Since I was basically "patching" the sheetrock where I had removed the closet walls, I used this process! I can not stress enough how easy sheetrock repair can be if you follow these steps. Since the area I needed to texture was much larger than just a little patch, I used a "sheetrock hopper" to blow texture on the walls. I actually had a painter friend come over and help me with this step since he is a master at using the hopper and could "blend" the old with the new seamlessly!
Then paint! I can't say it enough...there is a huge plus to knowing the exact formula for your paint. Someday soon I really want to repaint my downstairs....someday! Again, can't wrap my brain around that chore! But knowing exactly what I painted the walls with 8 years ago allowed me to paint the new patched areas and blend it with the "old."
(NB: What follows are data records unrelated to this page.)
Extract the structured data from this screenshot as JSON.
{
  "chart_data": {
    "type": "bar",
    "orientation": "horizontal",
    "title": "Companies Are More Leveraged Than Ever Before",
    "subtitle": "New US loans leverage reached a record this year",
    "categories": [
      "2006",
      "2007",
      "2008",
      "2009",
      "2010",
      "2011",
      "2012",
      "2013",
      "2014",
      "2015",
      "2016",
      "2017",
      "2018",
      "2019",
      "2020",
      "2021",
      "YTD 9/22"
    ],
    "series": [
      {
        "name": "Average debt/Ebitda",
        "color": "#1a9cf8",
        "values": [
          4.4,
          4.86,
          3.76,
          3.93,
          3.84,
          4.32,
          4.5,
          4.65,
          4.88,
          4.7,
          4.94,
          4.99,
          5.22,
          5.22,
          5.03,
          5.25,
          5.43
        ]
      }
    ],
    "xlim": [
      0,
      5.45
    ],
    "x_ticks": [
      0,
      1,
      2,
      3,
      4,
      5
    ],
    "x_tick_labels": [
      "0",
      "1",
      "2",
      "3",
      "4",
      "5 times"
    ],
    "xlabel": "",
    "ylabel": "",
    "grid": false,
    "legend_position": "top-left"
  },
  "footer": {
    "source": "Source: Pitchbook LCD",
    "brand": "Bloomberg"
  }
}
After the walls were repaired, textured and painted, it was time to tackle the BIG project...the staircase. That had to be done before the new tile could be installed because I was moving the existing newel post that sat at the bottom of the stairs and extending the bottom step, which changed the layout of the flooring.
The first challenge...matching the existing stain color (as much as I dislike it!) David, at our local Sherwin Williams, usually does a bang up job of matching existing stain. He did an AWESOME job on my kitchen stain! This time even he struggled. I think the biggest problem is that the original clear coat is poly...and poly "ambers" over time, which deepens the color. I ended up using David's "match" mixed with a premixed stain and final got a decent match. I stained and sealed all the pieces before installing!
The next big head-scratcher for me was figuring the exact angle and method to cut the existing bannister, trim and bottom rails without removing it all. After much hymning and hawing and measuring and drawing, I drug out every power tool in my arsenal and made the cuts! And did a little sanding to get a good tight fit! MAJOR dust storm!
I also had to build a new "base" for the wider bottom step. As I said, it's a "puzzle" and sometimes you just have to measure, figure, plan and execute as you go...when you are meshing new with old it can be a little more challenging than starting from scratch!